In both cases, I was actually surprised they've lasted this long.

I was far more surprised when Obama won, honestly. Now that was a bet I would not have taken even two years ago.

In short: predictions are interesting, but not all that useful. Postulating future events in terms of coming up with solutions is not so much about the events but the ideas that come out of your postulating, which can then be tested. Which is what I find much more interesting about Sterling's chat.

But I'm still waiting for the skyscraper farms to arrive so that we can stop our strange insistence on making our food supply dependent on Earth's unreliable weather. Give us our abundant food grown in robot-monitored habitats and stop fertilizing/pesticiding the prairie to death.

/rant
posted by emjaybee at 6:58 PM on January 5, 2009 [1 favorite]
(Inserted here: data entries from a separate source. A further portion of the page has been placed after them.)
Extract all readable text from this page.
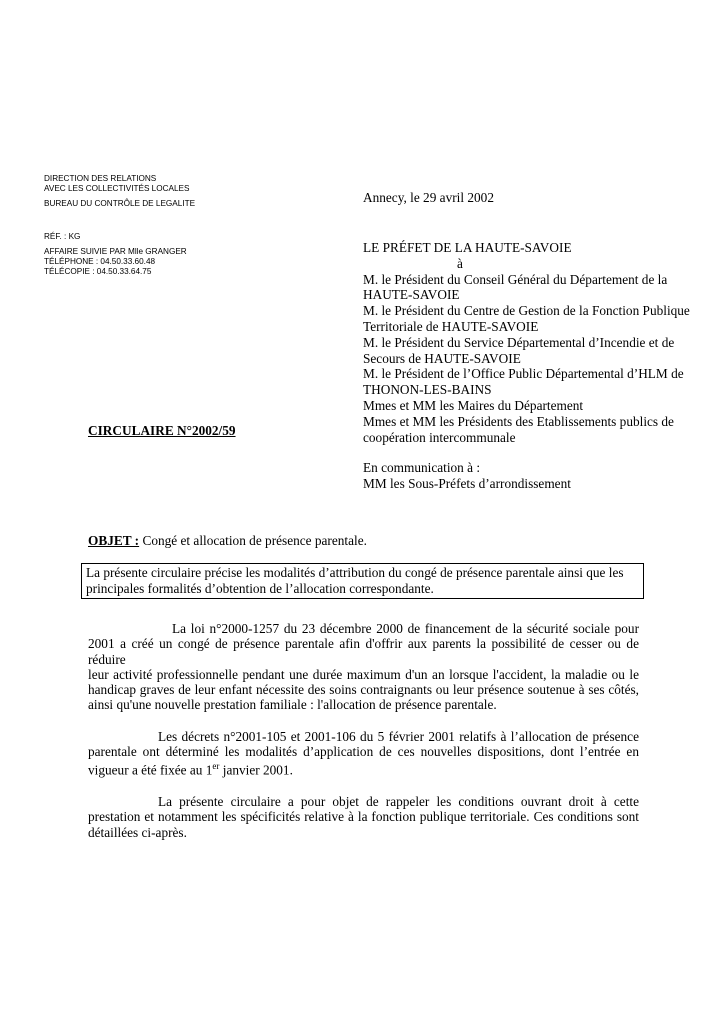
DIRECTION DES RELATIONS
AVEC LES COLLECTIVITÉS LOCALES
BUREAU DU CONTRÔLE DE LEGALITE
RÉF. : KG
AFFAIRE SUIVIE PAR Mlle GRANGER
TÉLÉPHONE : 04.50.33.60.48
TÉLÉCOPIE : 04.50.33.64.75
Annecy, le 29 avril 2002
LE PRÉFET DE LA HAUTE-SAVOIE
à
M. le Président du Conseil Général du Département de la
HAUTE-SAVOIE
M. le Président du Centre de Gestion de la Fonction Publique
Territoriale de HAUTE-SAVOIE
M. le Président du Service Départemental d’Incendie et de
Secours de HAUTE-SAVOIE
M. le Président de l’Office Public Départemental d’HLM de
THONON-LES-BAINS
Mmes et MM les Maires du Département
Mmes et MM les Présidents des Etablissements publics de
coopération intercommunale
En communication à :
MM les Sous-Préfets d’arrondissement
CIRCULAIRE N°2002/59
OBJET : Congé et allocation de présence parentale.
La présente circulaire précise les modalités d’attribution du congé de présence parentale ainsi que les
principales formalités d’obtention de l’allocation correspondante.
La loi n°2000-1257 du 23 décembre 2000 de financement de la sécurité sociale pour
2001 a créé un congé de présence parentale afin d'offrir aux parents la possibilité de cesser ou de réduire
leur activité professionnelle pendant une durée maximum d'un an lorsque l'accident, la maladie ou le
handicap graves de leur enfant nécessite des soins contraignants ou leur présence soutenue à ses côtés,
ainsi qu'une nouvelle prestation familiale : l'allocation de présence parentale.
Les décrets n°2001-105 et 2001-106 du 5 février 2001 relatifs à l’allocation de présence
parentale ont déterminé les modalités d’application de ces nouvelles dispositions, dont l’entrée en
vigueur a été fixée au 1er janvier 2001.
La présente circulaire a pour objet de rappeler les conditions ouvrant droit à cette
prestation et notamment les spécificités relative à la fonction publique territoriale. Ces conditions sont
détaillées ci-après.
MJB: Surely that's because skyscrapers, robots, and artificial light are kinda expensive and land is super ridonkulously cheap in comparison?
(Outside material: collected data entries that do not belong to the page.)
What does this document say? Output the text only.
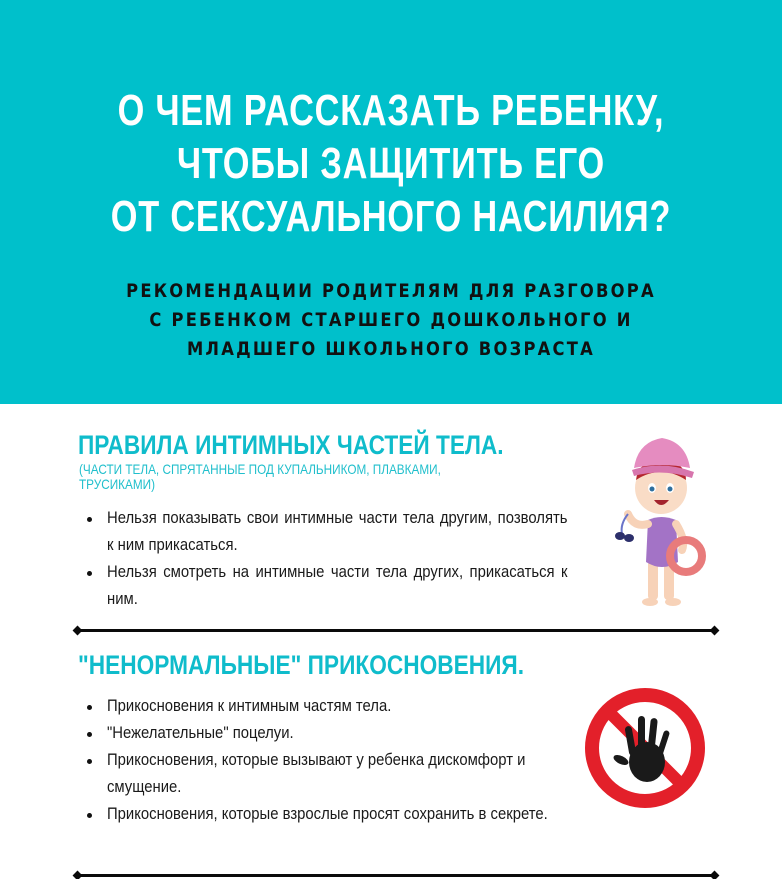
О ЧЕМ РАССКАЗАТЬ РЕБЕНКУ,
ЧТОБЫ ЗАЩИТИТЬ ЕГО
ОТ СЕКСУАЛЬНОГО НАСИЛИЯ?
РЕКОМЕНДАЦИИ РОДИТЕЛЯМ ДЛЯ РАЗГОВОРА
С РЕБЕНКОМ СТАРШЕГО ДОШКОЛЬНОГО И
МЛАДШЕГО ШКОЛЬНОГО ВОЗРАСТА
ПРАВИЛА ИНТИМНЫХ ЧАСТЕЙ ТЕЛА.
(ЧАСТИ ТЕЛА, СПРЯТАННЫЕ ПОД КУПАЛЬНИКОМ, ПЛАВКАМИ,
ТРУСИКАМИ)
Нельзя показывать свои интимные части тела другим, позволять к ним прикасаться.
Нельзя смотреть на интимные части тела других, прикасаться к ним.
"НЕНОРМАЛЬНЫЕ" ПРИКОСНОВЕНИЯ.
Прикосновения к интимным частям тела.
"Нежелательные" поцелуи.
Прикосновения, которые вызывают у ребенка дискомфорт и смущение.
Прикосновения, которые взрослые просят сохранить в секрете.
Even land in temperate climates with really good soil and proper drainage?

Especially considering that the skyscraper farms wouldn't eliminate pests any more than apartments in cities have eliminated rats and cockroaches?
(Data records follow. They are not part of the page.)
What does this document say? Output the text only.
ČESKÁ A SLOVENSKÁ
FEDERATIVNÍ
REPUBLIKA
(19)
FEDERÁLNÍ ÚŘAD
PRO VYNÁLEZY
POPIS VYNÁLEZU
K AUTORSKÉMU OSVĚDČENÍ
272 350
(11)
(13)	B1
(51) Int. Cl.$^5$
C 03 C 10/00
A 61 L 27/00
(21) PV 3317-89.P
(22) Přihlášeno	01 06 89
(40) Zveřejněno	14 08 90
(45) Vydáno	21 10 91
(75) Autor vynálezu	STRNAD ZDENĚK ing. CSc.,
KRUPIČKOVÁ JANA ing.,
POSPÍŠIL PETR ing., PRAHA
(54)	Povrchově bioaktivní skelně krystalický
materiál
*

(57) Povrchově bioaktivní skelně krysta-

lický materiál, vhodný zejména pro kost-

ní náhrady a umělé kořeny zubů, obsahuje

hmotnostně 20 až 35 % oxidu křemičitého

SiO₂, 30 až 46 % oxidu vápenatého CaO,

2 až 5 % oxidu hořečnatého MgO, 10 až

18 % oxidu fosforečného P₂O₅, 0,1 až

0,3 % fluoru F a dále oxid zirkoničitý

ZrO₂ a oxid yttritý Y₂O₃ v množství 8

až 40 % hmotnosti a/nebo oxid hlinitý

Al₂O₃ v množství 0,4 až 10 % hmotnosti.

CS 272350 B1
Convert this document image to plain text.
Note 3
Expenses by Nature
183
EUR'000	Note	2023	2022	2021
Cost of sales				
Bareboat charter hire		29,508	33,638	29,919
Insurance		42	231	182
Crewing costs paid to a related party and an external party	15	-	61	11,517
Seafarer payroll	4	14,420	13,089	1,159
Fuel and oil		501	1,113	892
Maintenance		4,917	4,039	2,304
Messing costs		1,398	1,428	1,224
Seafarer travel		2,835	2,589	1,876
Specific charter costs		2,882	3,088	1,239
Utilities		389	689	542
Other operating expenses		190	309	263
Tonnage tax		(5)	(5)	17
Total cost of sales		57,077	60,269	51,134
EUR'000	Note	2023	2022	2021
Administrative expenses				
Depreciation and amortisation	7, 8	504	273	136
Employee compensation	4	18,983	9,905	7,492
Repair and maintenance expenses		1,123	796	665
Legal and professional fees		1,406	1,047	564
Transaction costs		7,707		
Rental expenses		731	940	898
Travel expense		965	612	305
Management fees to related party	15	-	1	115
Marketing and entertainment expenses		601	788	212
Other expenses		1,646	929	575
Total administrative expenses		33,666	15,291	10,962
Come with me to rural Ohio, home to some of the most fertile agricultural soil on the planet, and we can set you up with a nice little homestead.
posted by leotrotsky at 7:59 PM on January 5, 2009


So I am the only one who really, really, really liked the little bit in World War Z, where the Reclamation Army constantly bitched about the groups of Last Men Of Earth who set up little kingdoms and set traps and acted like total asses when they tried to clear areas?

I loved that bit - like a mini, slightly bitchy version of the Holnists.
posted by Happy Dave at 3:14 AM on January 6, 2009


If prefer the Finnish commentator Jimi Tenor's Year of the Apocalypse which really should be getting more attention.
posted by Damienmce at 4:31 AM on January 6, 2009


Having actually read Orlov's article (very long), it's actually quite interesting, though like that Kunstler chap he seems to be barely disguising his relish at the destruction of the current Western way of life and tends towards long, ranty screeds about The System that fail to see any good in modern society whatsoever.

Personally, I believe life for my children (and possibly me, thirty or forty years from now) will be quite different, if only because life today is quite different to thirty or forty years ago. I will indeed be doing some of the things Orlov recommends (like trying to get somewhere to live that I own free and clear, learning skills like carpentry and growing food), but I won't be mixing that in with a dose of post-apocalyptic get orf my landism and a shotgun under the bed.

Quite why people think that anarchy is the inevitable result of humans forced to live on less I'll never know. Yes, it happens, and the relative social isolation and degradation of community relationships in the US might make it pretty nasty in places, but short of a few megatons of nukes falling or an asteroid hitting, there won't be cannibal bloodcults quite yet.